De Beurs reageerde geestdriftig, maar aan de kant van de arbeiders heerst er grote onrust. Er staan 10 à 20.000 banen op de tocht. In het bekken van Charleroi is de hele hoogoven bedreigd, goed voor 1000 à 1500 jobs. De baas van Usinor probeert olie op de golven te gooien: “De herstructureringen hebben niets te maken met de grote herstructureringen van de jaren ’70 en ’80 of met de ontslagmaatregelen die in de Verenigde Staten worden aangekondigd,” verklaart hij in het Franse dagblad Le Monde.

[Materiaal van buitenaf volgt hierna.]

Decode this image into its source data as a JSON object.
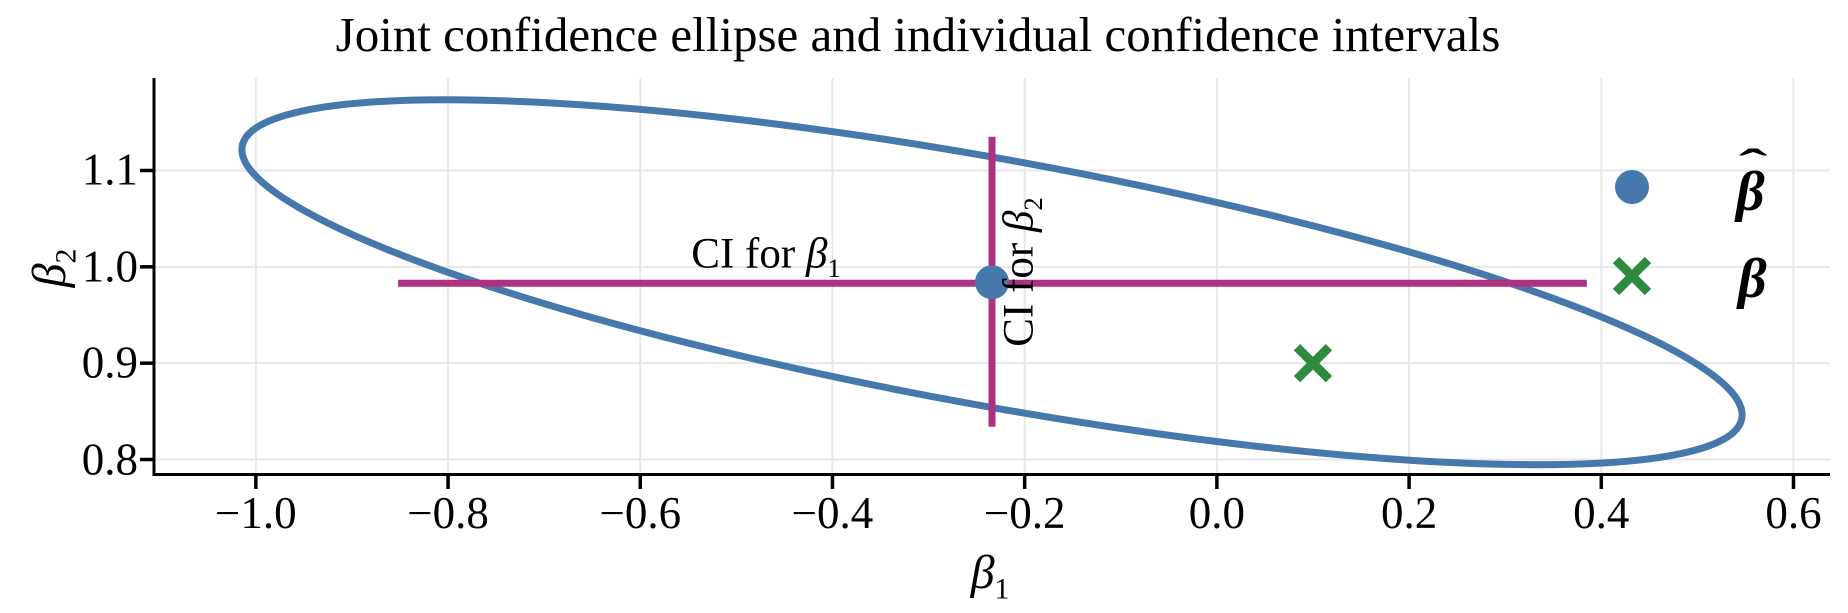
{
  "labels": {
    "title": "Joint confidence ellipse and individual confidence intervals",
    "x_axis": {
      "symbol": "β",
      "subscript": "1"
    },
    "y_axis": {
      "symbol": "β",
      "subscript": "2"
    },
    "ci_beta1": {
      "text": "CI for ",
      "symbol": "β",
      "subscript": "1"
    },
    "ci_beta2": {
      "text": "CI for ",
      "symbol": "β",
      "subscript": "2"
    },
    "legend": [
      {
        "label": "β",
        "hat": true,
        "marker": "circle",
        "color": "#4678ab"
      },
      {
        "label": "β",
        "hat": false,
        "marker": "x",
        "color": "#2e8b3d"
      }
    ]
  },
  "colors": {
    "ellipse_blue": "#4678ab",
    "ci_magenta": "#ad3183",
    "true_beta_green": "#2e8b3d",
    "grid": "#e7e7e7",
    "axis": "#000000"
  },
  "chart_data": {
    "type": "scatter",
    "title": "Joint confidence ellipse and individual confidence intervals",
    "xlabel": "beta_1",
    "ylabel": "beta_2",
    "xlim": [
      -1.106,
      0.638
    ],
    "ylim": [
      0.786,
      1.196
    ],
    "x_ticks": [
      -1.0,
      -0.8,
      -0.6,
      -0.4,
      -0.2,
      0.0,
      0.2,
      0.4,
      0.6
    ],
    "x_tick_labels": [
      "−1.0",
      "−0.8",
      "−0.6",
      "−0.4",
      "−0.2",
      "0.0",
      "0.2",
      "0.4",
      "0.6"
    ],
    "y_ticks": [
      0.8,
      0.9,
      1.0,
      1.1
    ],
    "y_tick_labels": [
      "0.8",
      "0.9",
      "1.0",
      "1.1"
    ],
    "grid": true,
    "points": [
      {
        "name": "beta_hat",
        "x": -0.234,
        "y": 0.984,
        "marker": "circle",
        "color": "#4678ab"
      },
      {
        "name": "beta_true",
        "x": 0.1,
        "y": 0.9,
        "marker": "x",
        "color": "#2e8b3d"
      }
    ],
    "ellipse": {
      "name": "joint_confidence_ellipse",
      "center": [
        -0.234,
        0.984
      ],
      "semi_major": 0.793,
      "semi_minor": 0.128,
      "angle_deg": -10.3,
      "color": "#4678ab"
    },
    "ci_beta1": {
      "y": 0.983,
      "x_range": [
        -0.852,
        0.385
      ],
      "color": "#ad3183"
    },
    "ci_beta2": {
      "x": -0.234,
      "y_range": [
        0.834,
        1.135
      ],
      "color": "#ad3183"
    },
    "legend_position": "right"
  }
}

Ook de politieke leiders van het Waalse Gewest, Serge Kubla van de liberale PRL en Van Cauwenberghe van de socialistische PS proberen de gemoederen te bedaren. De Waalse Minister van Economie Serge Kubla herinnert aan de beloften van Usinor naar aanleiding van de privatisering van Cockerill Sambre (CS): de Franse overnemer beloofde toen niet te raken aan de bestaande structuur van CS. Tezelfdertijd geeft hij steun aan een afleidings- en verdelingsmanoeuvre, namelijk de mogelijkheid dat Duferco de bedreigde hoogoven van Charleroi overneemt. Duferco is de Italiaanse overnemer van de Forges de Clabecq en Boël La Louvière. De Waalse Minister President Van Cauwenberghe gaat verder en voorziet het gebruik van de resterende opbrengsten van de privatisering van CS om Duferco te helpen bij de overname van de hoogoven. Duferco beschikt echter al over een hoogoven met de Forges de Clabecq, maar die is zogezegd niet rendabel. We weten dat Duferco geen weldoener is. Zoals elke andere kapitalist wordt hij gedreven door winstbejag. Er is geen plaats in zijn staalgroep voor twee dergelijke hoogovens. Gaat men dus de sociale aderlating vermijden in Charleroi op de rug van het Waals-Brabantse staalbedrijf?
Geen verdeeldheid!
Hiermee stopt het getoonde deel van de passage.